Liver Segment Resection Technique
The practical application of the liver-sparing principle involves a specific surgical technique. Instead of removing large portions of the liver, surgeons perform parenchymal-sparing operations. This means resecting only the individual liver segments that contain the cancerous tumor. Dr. Schilling advocates for this precise method to maximize the amount of healthy liver tissue left behind, which in turn minimizes the secretion of pro-cancer growth factors.
Clinical Practice Statistics and Outcomes
Dr. Martin Schilling, MD, applies this liver-sparing technique in approximately 90% of his liver cancer patients. This results in a dramatically low hemihepatectomy rate of only 15%. A hemihepatectomy involves removing 50% or more of the liver. Dr. Martin Schilling, MD, notes that this contrasts sharply with many other centers, where hemihepatectomy rates can be around 50%, indicating a significant difference in adherence to this crucial oncological principle.

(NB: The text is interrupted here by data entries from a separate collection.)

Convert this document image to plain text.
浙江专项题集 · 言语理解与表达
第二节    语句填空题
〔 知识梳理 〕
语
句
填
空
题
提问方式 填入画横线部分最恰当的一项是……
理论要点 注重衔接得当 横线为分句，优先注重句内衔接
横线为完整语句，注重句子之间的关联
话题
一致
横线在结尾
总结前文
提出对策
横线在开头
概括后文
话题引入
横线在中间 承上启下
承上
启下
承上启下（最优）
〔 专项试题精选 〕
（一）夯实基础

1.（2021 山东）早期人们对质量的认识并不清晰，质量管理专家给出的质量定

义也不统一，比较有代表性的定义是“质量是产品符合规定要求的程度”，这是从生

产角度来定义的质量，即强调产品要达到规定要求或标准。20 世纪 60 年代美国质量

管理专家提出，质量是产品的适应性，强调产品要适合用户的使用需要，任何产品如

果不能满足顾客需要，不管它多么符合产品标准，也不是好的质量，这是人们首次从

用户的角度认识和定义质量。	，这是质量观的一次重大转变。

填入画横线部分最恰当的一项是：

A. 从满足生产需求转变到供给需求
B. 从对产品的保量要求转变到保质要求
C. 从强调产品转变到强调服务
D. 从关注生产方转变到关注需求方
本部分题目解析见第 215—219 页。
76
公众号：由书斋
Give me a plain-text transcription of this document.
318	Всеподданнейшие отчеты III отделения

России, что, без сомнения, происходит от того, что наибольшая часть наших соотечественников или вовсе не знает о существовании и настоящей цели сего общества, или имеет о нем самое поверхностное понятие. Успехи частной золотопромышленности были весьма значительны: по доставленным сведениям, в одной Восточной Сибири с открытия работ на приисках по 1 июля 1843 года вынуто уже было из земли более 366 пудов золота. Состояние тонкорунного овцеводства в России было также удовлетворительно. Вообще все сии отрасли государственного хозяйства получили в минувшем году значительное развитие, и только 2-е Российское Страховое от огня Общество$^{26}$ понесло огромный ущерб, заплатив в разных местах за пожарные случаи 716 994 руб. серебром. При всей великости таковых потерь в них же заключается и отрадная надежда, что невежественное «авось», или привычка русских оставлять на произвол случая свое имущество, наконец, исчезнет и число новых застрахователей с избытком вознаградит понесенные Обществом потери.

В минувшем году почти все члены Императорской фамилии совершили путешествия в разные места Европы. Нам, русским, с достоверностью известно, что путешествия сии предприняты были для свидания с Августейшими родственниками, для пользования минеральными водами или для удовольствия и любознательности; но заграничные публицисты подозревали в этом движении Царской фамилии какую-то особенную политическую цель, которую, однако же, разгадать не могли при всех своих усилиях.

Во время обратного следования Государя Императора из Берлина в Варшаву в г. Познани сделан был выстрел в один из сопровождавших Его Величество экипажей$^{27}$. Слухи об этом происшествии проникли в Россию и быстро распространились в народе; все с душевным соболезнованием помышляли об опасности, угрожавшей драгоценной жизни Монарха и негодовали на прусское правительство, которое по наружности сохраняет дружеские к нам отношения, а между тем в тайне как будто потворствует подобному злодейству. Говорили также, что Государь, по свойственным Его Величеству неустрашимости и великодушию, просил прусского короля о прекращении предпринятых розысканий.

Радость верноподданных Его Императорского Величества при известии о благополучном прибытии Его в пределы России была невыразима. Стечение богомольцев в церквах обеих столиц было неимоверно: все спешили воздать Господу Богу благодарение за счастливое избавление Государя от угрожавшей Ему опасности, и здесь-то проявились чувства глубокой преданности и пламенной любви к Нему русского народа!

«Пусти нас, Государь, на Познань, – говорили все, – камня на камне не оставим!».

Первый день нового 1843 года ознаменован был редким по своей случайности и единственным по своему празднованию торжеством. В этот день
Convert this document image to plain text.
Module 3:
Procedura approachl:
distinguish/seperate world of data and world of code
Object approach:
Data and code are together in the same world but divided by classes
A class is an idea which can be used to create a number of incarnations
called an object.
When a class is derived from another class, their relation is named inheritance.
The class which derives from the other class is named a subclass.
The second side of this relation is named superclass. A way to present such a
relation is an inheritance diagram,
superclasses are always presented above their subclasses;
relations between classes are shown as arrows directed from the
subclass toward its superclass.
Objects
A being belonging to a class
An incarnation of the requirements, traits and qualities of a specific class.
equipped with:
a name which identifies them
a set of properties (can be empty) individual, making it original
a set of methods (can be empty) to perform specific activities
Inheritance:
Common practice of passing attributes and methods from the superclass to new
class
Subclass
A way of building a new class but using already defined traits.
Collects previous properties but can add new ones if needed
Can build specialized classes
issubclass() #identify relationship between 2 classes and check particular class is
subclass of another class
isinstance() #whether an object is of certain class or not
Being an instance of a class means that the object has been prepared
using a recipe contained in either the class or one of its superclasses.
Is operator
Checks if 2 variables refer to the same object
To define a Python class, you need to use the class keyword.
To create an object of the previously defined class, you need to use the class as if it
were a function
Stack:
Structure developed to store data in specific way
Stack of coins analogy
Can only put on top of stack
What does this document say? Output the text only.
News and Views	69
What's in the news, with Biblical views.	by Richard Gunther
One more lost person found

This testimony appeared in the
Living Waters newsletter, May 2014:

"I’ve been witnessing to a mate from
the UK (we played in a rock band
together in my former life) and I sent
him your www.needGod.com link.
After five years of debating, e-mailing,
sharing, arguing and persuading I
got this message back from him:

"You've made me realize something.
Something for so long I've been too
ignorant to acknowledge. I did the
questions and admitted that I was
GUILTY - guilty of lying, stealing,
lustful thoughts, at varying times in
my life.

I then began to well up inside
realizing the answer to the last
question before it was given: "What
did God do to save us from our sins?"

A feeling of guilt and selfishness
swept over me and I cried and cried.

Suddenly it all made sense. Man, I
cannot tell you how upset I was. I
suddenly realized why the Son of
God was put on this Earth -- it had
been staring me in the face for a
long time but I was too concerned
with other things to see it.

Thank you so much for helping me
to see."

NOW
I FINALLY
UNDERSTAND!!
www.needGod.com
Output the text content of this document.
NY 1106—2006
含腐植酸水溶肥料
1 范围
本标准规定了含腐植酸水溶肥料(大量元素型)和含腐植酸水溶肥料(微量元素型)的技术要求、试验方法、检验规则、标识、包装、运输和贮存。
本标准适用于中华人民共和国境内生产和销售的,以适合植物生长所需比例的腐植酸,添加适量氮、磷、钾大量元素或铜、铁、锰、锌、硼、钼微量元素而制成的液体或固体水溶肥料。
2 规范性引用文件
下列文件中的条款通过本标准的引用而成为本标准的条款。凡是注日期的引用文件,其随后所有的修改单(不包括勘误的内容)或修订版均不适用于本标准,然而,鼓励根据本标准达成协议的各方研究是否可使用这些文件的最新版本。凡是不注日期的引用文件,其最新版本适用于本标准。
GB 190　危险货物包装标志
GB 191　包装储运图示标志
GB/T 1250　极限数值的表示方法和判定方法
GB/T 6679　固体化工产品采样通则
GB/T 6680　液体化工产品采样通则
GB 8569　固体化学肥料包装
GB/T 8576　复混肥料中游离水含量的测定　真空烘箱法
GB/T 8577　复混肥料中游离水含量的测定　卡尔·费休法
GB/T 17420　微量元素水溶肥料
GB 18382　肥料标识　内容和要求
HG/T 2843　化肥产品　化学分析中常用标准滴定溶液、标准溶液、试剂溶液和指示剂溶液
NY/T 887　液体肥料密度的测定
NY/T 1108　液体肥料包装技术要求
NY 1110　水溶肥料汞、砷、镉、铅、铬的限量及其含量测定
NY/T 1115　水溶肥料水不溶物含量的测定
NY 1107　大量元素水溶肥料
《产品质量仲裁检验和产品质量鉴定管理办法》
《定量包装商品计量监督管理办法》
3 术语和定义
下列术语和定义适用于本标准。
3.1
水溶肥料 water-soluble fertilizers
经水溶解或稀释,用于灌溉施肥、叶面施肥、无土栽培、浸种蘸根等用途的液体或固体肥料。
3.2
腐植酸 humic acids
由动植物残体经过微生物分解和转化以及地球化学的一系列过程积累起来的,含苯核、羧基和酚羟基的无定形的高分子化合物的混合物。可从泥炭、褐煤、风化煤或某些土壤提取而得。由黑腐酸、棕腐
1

The Role of a Medical Second Opinion
For patients diagnosed with advanced cancers like stage 4 gastric cancer with liver metastases, seeking a medical second opinion is highly valuable. As discussed by Dr. Anton Titov, MD, a second opinion can confirm the diagnosis and help determine if liver metastases surgery is a viable and optimal option. Consulting with a leading expert ensures patients receive the best treatment plan, which may include advanced liver-sparing surgical techniques not widely available elsewhere.
Full Transcript
Dr. Anton Titov, MD: Let's discuss liver cancer, both primary or metastatic cancer. You have studied liver regeneration after liver cancer surgery. Please share your experience about treating primary liver cancer or metastatic liver cancer.
Dr. Martin Schilling, MD: The liver is a very unique organ. It can regenerate after you resect it. Regeneration of the liver is done by a number of growth factors that circulate in the cancer patient's blood.
Dr. Anton Titov, MD: Those growth factors stimulate not only the growth of the liver. These growth factors can also stimulate the growth of remaining tumor cells in the liver. There are also metastatic cancer cells in the rest of the body.
Dr. Martin Schilling, MD: Physicians have to prevent cancer cells from being stimulated by liver growth factors. Growth factors are secreted after the liver cancer resection surgery.
Therefore, you have to do two things. First, you have to always preserve as much liver as possible during liver cancer surgery. It is true both for primary liver cancer and for metastatic liver cancer.
Second, you have to start treating the liver cancer patients with chemotherapy very fast after liver cancer surgery. That's what we do in our treatment of primary liver cancer or metastatic liver cancer.
The surgical aspects of this problem can be solved in this way. We do liver parenchymal tissue sparing operations. The cancer surgeon must resect the single liver segments. Remove only liver segments that contain the cancerous tumor.
In my clinical practice, we would do that procedure in about 90% of all liver cancer patients. Therefore, our rate of hemihepatectomy is only 15%. Hemihepatectomy is removing 50% of the liver or more.
Usually, other liver cancer surgery centers have a rate of hemihepatectomy of about 50%. Many other centers ignore this very important oncological principle.
Dr. Anton Titov, MD: That is a very significant difference.
Dr. Martin Schilling, MD: Yes, it is.